In Benin, two studies reported the process of EIPM to develop policies on user fees for cesarean sections[12] and nutrition.[13] In the development of the policy on user fees for cesarean sections, the following EIPM steps: agenda setting, policy formulation and legitimation, implementation fidelity, and policy results were adopted.[12] To address possible challenges that could hamper the EIPM process and the development of policy on nutrition, identified capacity gaps were addressed through training workshops on problem-oriented EIPM, systematic reviews, cost–benefit evaluations, and evidence contextualization.[13]

Burkina Faso: Use of rapid response services and steering committees

Rapid response service (RRS) for health policy[14] and establishment and implementation of SCs[15] were the policy issues reported from Burkina Faso. The RRS facilitated the use of research evidence in policymaking. It largely reached the consolidation phase of the institutionalization of the initiative, after project leaders convinced policymakers of the importance of the service.[14] In addition, the implementation of SCs as a collaboration mechanism between researchers and policymakers facilitated the co-production and co-utilization of research findings.[15]

Cape Verde: Use of policy dialog

Two studies[16],[17] from Cape Verde reported how the use of health policy dialog facilitated EIPM. One of the studies highlighted the policy dialog operational process and forum/platform for interactive and evidence-sharing orientation.[16] The study noted that to achieve EIPM, it is imperative to ensure stakeholder participation, improving stakeholder harmonization and alignment, fostering continued institutional learning, providing a guiding framework, and facilitating stakeholder analysis.[16] The second study noted that policy dialogs proved to be an effective tool in health sector management and could be a crucial component of the governance dynamics of the sector.[17]

Côte d'Ivoire: Use of technical advisory group and human resources for health monitoring

In Côte d'Ivoire, the evidence-to-policy process was reported with focus on immunization and vaccines[18] and human resources for health (HRH).[19] It was noted that the establishment of National Immunization Technical Advisory Group facilitated the use of evidence in the development and implementation of immunization policy in the country.[18] The second study noted that with increasing experience in assessments for HRH monitoring comes greater need to establish and promote best practices regarding methods and tools for their implementation.[19]

The Gambia: Use of individual-, organization-, and institutional capacity-strengthening mechanisms

The focus of the two studies from Gambia was on vaccine surveillance[20] and on strengthening capacity on the supply and demand sides of evidence production.[21] The first study observed that local institutions play a critical role in making surveillance data available to policymakers. The study noted that documenting the use of surveillance activities can be used as an advocacy tool to convince governments and external funders to invest in surveillance and make it a priority immunization activity.[20] The second study stressed the importance of individual, organizational, and institutional capacity strengthening to facilitate EIPM.[21]
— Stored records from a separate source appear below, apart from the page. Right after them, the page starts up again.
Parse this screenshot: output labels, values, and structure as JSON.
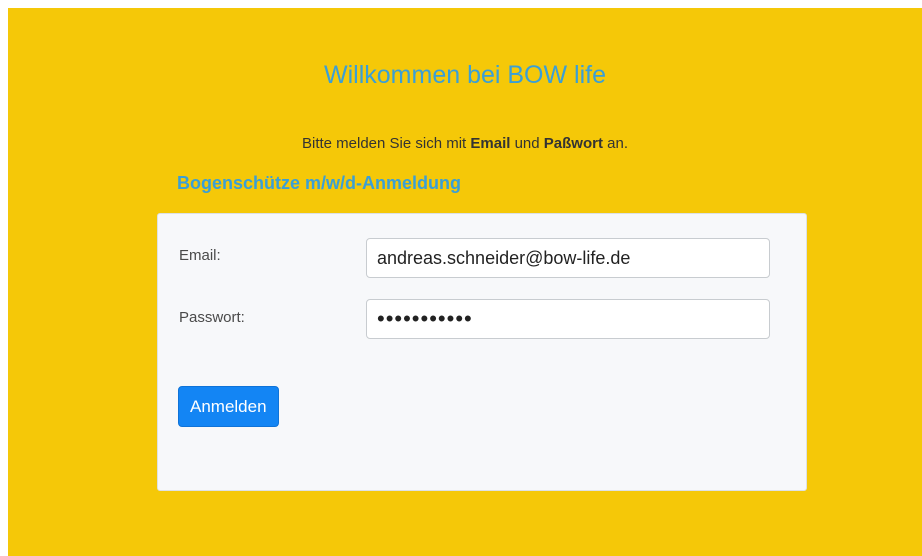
{
  "header": {
    "title": "Willkommen bei BOW life",
    "subtitle_prefix": "Bitte melden Sie sich mit ",
    "subtitle_email": "Email",
    "subtitle_and": " und ",
    "subtitle_password": "Paßwort",
    "subtitle_suffix": " an."
  },
  "login": {
    "heading": "Bogenschütze m/w/d-Anmeldung",
    "email_label": "Email:",
    "email_value": "andreas.schneider@bow-life.de",
    "password_label": "Passwort:",
    "password_value": "•••••••••••",
    "submit_label": "Anmelden"
  },
  "colors": {
    "background": "#f5c808",
    "accent": "#3a9fd6",
    "button": "#1385f4"
  }
}
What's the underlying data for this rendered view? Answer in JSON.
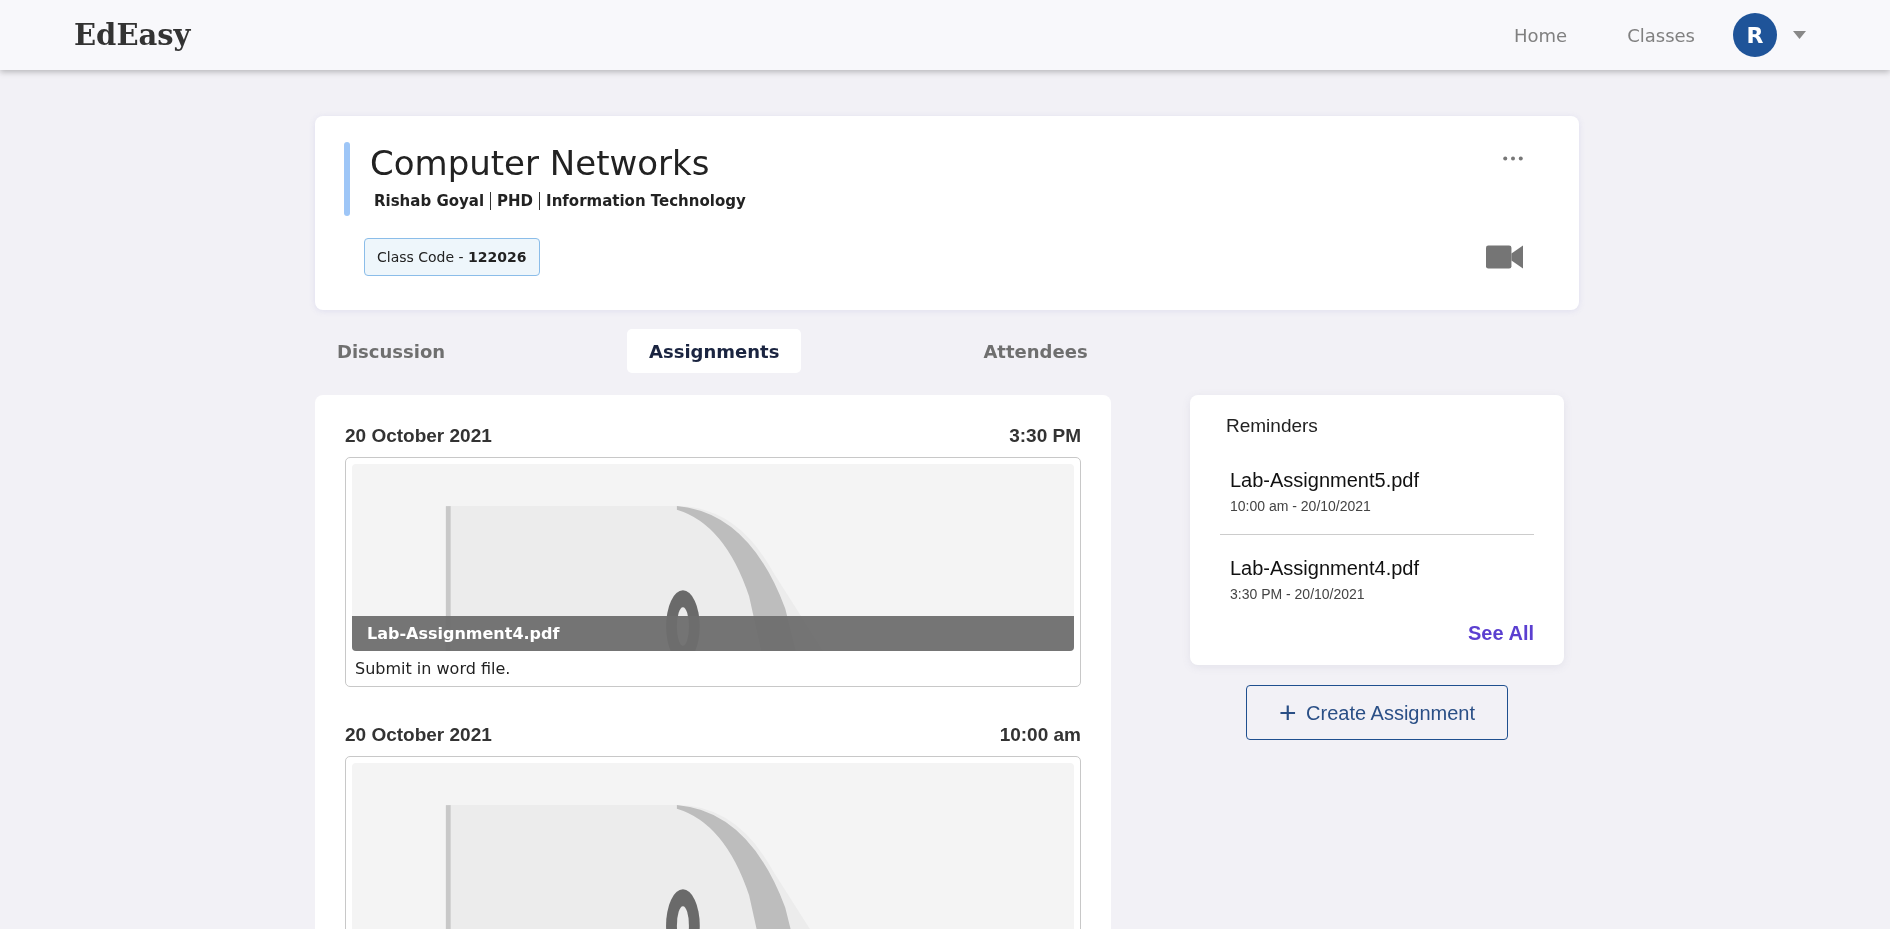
{
  "navbar": {
    "logo": "EdEasy",
    "links": [
      {
        "label": "Home",
        "selected": false
      },
      {
        "label": "Classes",
        "selected": false
      }
    ],
    "avatar": "R"
  },
  "class_card": {
    "title": "Computer Networks",
    "details": [
      "Rishab Goyal",
      "PHD",
      "Information Technology"
    ],
    "code_label": "Class Code - ",
    "code": "122026"
  },
  "tabs": [
    {
      "label": "Discussion",
      "selected": false
    },
    {
      "label": "Assignments",
      "selected": true
    },
    {
      "label": "Attendees",
      "selected": false
    }
  ],
  "assignments": [
    {
      "date": "20 October 2021",
      "time": "3:30 PM",
      "file": "Lab-Assignment4.pdf",
      "note": "Submit in word file.",
      "kind": "picture"
    },
    {
      "date": "20 October 2021",
      "time": "10:00 am",
      "kind": "picture"
    }
  ],
  "reminders": {
    "title": "Reminders",
    "items": [
      {
        "file": "Lab-Assignment5.pdf",
        "when": "10:00 am - 20/10/2021"
      },
      {
        "file": "Lab-Assignment4.pdf",
        "when": "3:30 PM - 20/10/2021"
      }
    ],
    "see_all": "See All"
  },
  "create_button": {
    "icon": "+",
    "label": "Create Assignment"
  }
}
Ghana: Use of technical advisory groups and policy dialog

The two studies from Ghana focused on national immunization[22] and aging and health.[23] The first study examined the functionality of National Immunization Technical Advisory Groups (NITAGs) and noted that NITAG activities facilitated evidence-based decision-making processes with a critical role played by working group data syntheses and assessments.[22] In the second study, stakeholders were engaged in a policy dialog, with the development and presentation of policy briefs to define priority problems and health system responses associated with aging. The framework was useful for engaging stakeholders to develop evidence-informed policies on aging.[23]

Guinea: Use of policy dialog and pro-sustainability investment strategies

The two studies from Guinea focused on policy dialog[23] and on food and nutrition intervention.[25] The first study noted that policy dialog processes were well implemented (i.e., well facilitated, evidence based, participatory, and consisted of recurring meetings and activities)[24] The second study stressed the need to incorporate pro-sustainability investment strategies in food and nutrition programs for child survival. The study concluded that sufficient understanding of the level of complexity being targeted is required to promote evidence-to-policy process.[25]

Guinea Bissau: Use of health research systems and human resources for health costing methodologies

In Guinea Bissau, the assessment of how the health research systems emerged and evolved over time and how the system functions to influence policymaking process were studied.[26] The study noted that if research is to contribute to local decision-making, it is essential to modulate the emerged system by setting national research priorities, aligning funding, building national research capacity, and linking research to decision-making processes.[26] The second study focused on the practice of costing exercises and HRH costing methodologies to improve evidence-to-policy link. The study noted that costing exercises represented an important driver of the human resources development plan (HRDP) elaboration, which lent credibility to the process, and provided a financial framework within HRH policies.[27]

Liberia: Use of policy dialog and health governance and leadership

The two studies from Liberia focused on policy dialog[28] and on health governance and leadership (HGL).[29] The first study assessed how context influences policy dialog, particularly participation of stakeholders before and during the Ebola outbreak. The study observed that the context was instrumental in shaping the dialogs according to the issue of focus, requirements for participation, and the decisions to be made.[28] The second study analyzed national policies and strategies of HGL pertaining to maternal, newborn and child health (MNCH). The study observed that evidence-to-policy link can be facilitated by promoting some aspects of HGL, namely establishing child survival as the top national priority and bringing together donors, strategic partners, health and nonhealth stakeholders, and beneficiaries to collaborate in strategic planning.[29]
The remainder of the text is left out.